If you’re considering taking your first extended trip read on because we are going to share some budgeting advice we already shared with the readers of our travel blog. We hope you find our tips useful – maybe not all of the following points are applicable to everyone’s situation, however we hope you have sufficient material of interest to reflect on. Or else, if you are an experienced long-term traveller, why not share your advice with us in the comments below?
1. Understand how much you need and set a goal. There are three broad types of expenses you will incur:
a) pre-trip expenses (vaccines, travel gear, insurance, flights, first visas, etc.). Making a list of things you need to buy or pay for will make your life easier. Make the list, check the prices and sum them up.
b) travel expenses (daily spend, transportation, food, hotels, etc.). You’ll find travel budget related information very easily online. Lonely planet’s website is a good place to start. See what is the estimate daily spend for each destination you want to visit and add 10% or 20% on top of it, for unforeseen expenses and costs, just to be on the safe side.
c) post-trip expenses (it’s wise to keep some sort of financial buffer for your return – you don’t want to end up in a situation where you need to depend on others to “re-start” your life). Ask yourself this question: how much will you need at your return? Include this figure in the calculation of your total budget.
Once you have a figure then you can set your saving goal and think of saving strategies that can get you there.
2. Pay your credit card bills and any other loans – Think about it: the interest rate you pay for a loan or a credit card is always higher than the interest rate you get from savings (if you have a savings account) – therefore in a long run perspective it should make more sense to clear all your loans, including credit card balances, before even thinking of saving any money. In one word, if you have any spare amount at the end of the month, use it to pay debts first.

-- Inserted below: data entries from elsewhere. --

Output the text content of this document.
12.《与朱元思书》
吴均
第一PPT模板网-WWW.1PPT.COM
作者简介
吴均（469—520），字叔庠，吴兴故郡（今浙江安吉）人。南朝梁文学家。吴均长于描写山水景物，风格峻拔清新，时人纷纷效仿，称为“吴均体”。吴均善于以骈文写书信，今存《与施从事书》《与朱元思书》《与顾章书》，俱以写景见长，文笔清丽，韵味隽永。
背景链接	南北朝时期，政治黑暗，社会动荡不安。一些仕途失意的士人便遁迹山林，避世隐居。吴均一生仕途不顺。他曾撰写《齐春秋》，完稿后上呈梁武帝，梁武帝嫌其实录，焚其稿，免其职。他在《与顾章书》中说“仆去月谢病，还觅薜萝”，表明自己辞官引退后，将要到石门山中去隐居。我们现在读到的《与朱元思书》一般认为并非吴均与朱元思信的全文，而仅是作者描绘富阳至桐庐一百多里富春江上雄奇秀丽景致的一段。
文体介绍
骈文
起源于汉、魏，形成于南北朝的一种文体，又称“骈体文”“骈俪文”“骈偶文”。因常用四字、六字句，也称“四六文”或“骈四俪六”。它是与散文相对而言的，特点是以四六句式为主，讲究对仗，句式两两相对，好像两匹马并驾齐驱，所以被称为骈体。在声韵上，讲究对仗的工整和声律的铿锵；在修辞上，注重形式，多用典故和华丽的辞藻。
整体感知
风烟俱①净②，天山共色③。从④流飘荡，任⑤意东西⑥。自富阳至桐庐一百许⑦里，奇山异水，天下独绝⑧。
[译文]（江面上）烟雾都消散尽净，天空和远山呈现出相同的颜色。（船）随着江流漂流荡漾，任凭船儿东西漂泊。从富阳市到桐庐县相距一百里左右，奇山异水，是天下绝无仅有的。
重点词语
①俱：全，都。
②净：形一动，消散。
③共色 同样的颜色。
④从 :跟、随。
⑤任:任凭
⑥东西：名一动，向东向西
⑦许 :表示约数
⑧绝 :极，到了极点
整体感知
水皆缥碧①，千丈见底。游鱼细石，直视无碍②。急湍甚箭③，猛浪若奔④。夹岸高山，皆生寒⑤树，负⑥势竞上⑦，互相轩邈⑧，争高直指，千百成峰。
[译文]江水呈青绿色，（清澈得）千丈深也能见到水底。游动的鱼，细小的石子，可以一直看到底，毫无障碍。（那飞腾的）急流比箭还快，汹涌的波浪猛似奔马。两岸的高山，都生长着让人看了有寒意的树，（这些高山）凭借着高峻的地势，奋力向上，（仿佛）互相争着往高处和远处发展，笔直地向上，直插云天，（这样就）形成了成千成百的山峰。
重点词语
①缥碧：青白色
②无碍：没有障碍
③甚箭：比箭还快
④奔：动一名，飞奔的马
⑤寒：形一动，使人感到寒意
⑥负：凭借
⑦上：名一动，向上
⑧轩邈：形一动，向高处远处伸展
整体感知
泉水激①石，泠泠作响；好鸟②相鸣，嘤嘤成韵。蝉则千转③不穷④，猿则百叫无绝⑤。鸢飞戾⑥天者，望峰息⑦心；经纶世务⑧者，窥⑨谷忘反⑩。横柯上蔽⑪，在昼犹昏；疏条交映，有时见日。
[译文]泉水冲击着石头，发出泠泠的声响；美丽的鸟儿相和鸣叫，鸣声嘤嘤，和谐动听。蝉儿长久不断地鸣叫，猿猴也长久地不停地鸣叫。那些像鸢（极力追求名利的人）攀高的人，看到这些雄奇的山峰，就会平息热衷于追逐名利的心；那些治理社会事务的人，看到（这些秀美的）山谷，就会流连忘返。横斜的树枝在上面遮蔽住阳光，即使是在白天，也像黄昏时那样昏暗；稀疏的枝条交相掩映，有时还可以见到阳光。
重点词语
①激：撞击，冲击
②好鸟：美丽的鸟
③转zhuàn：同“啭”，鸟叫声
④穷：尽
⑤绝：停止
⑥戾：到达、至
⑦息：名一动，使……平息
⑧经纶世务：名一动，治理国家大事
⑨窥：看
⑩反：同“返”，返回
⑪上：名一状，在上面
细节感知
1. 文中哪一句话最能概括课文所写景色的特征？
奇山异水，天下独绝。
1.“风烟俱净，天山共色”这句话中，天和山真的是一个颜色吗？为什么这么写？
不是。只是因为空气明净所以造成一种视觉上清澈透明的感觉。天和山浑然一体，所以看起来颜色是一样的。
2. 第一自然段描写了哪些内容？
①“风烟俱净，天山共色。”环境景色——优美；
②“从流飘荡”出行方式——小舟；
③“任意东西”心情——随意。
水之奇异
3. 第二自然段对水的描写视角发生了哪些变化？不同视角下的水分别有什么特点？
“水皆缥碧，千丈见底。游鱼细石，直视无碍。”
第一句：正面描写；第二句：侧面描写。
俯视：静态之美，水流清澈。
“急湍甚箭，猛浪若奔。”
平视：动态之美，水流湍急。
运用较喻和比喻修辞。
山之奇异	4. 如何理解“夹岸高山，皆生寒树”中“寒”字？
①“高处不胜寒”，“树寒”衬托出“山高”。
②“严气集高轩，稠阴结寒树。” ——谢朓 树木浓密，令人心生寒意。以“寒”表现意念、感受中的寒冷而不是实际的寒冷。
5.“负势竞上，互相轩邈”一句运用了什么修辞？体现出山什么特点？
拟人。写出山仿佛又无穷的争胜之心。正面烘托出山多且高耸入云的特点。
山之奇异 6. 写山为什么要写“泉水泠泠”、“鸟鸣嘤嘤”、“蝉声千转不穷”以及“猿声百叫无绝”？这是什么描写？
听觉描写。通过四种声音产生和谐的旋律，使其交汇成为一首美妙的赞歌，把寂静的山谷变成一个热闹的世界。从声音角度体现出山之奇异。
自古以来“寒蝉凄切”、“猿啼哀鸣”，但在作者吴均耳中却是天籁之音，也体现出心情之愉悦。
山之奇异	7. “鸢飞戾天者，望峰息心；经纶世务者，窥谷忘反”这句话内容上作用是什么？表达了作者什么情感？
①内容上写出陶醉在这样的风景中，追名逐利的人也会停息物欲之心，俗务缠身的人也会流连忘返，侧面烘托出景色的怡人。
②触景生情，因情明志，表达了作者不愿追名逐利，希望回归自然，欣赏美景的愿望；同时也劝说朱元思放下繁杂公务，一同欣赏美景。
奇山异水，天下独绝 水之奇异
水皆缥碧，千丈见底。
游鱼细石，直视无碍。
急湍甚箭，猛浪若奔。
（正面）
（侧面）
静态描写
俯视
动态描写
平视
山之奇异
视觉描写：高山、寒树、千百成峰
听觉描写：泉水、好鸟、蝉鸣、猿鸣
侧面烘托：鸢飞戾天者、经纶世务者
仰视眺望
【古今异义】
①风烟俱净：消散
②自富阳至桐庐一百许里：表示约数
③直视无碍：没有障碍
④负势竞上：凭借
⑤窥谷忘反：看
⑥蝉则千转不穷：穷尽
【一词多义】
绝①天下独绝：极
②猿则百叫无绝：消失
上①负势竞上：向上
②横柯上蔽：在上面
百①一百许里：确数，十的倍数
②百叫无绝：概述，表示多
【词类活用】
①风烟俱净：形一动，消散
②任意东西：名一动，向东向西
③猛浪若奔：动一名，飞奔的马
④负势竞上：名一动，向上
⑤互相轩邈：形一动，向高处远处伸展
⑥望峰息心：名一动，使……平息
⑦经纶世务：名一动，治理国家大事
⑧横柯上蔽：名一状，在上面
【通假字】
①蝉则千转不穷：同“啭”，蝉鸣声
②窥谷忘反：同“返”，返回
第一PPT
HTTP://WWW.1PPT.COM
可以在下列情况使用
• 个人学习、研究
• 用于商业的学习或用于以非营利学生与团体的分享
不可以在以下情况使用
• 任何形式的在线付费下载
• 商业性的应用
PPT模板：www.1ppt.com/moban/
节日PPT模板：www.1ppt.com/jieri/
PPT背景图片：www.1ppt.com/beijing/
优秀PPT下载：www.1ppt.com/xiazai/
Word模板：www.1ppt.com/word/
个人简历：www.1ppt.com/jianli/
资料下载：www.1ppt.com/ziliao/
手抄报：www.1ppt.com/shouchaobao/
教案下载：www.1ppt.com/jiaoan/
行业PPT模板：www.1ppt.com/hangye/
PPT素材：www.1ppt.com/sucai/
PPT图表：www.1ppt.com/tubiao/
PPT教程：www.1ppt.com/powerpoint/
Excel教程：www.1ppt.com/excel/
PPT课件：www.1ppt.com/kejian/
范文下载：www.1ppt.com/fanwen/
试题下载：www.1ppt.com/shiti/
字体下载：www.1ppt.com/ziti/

3. Create an excel sheet and write down every single expense of your day. The morning espresso, the petrol, the supermarket bill – everything. Keep doing it for a few months. This will help you ‘see’ your spending patterns. It may help you realize where you are spending unnecessary money and it will help you to understand where you can cut.
4. Open a savings account. Shop around with different banks to get the best interest rate and the best access conditions. If possible don’t use the same bank where you have your regular account and don’t get a debit card for this account. This will put you off, if you feel tempted to use your saving for the wrong purpose.
5. Self-control. Do you really need another pair of shoes? And is it so important to have those branded jeans that cost 4 times more than a normal pair? It’s easy to fall into temptations and buy something we may well do without. It’s easy to make excuses with ourselves but you have to keep your focus on your priorities. And if travel is your priority, that’s where your money need to go.
6. Make your hobby a source of extra-income: Do you have any skills that could get you some extra-money? Are you good at translating or writing texts, can you design websites or logos, can you take decent pictures? See if you can put your passion to work in your spare time. Also do not underestimate the fact that these skills could also get you some money when you’ll be travelling.
Finally, if you’re serious about saving for an extended trip take the first step now. The more you hesitate, the more excuses you’ll find with yourself, the more unlikely you are to take the trip of your lifetime!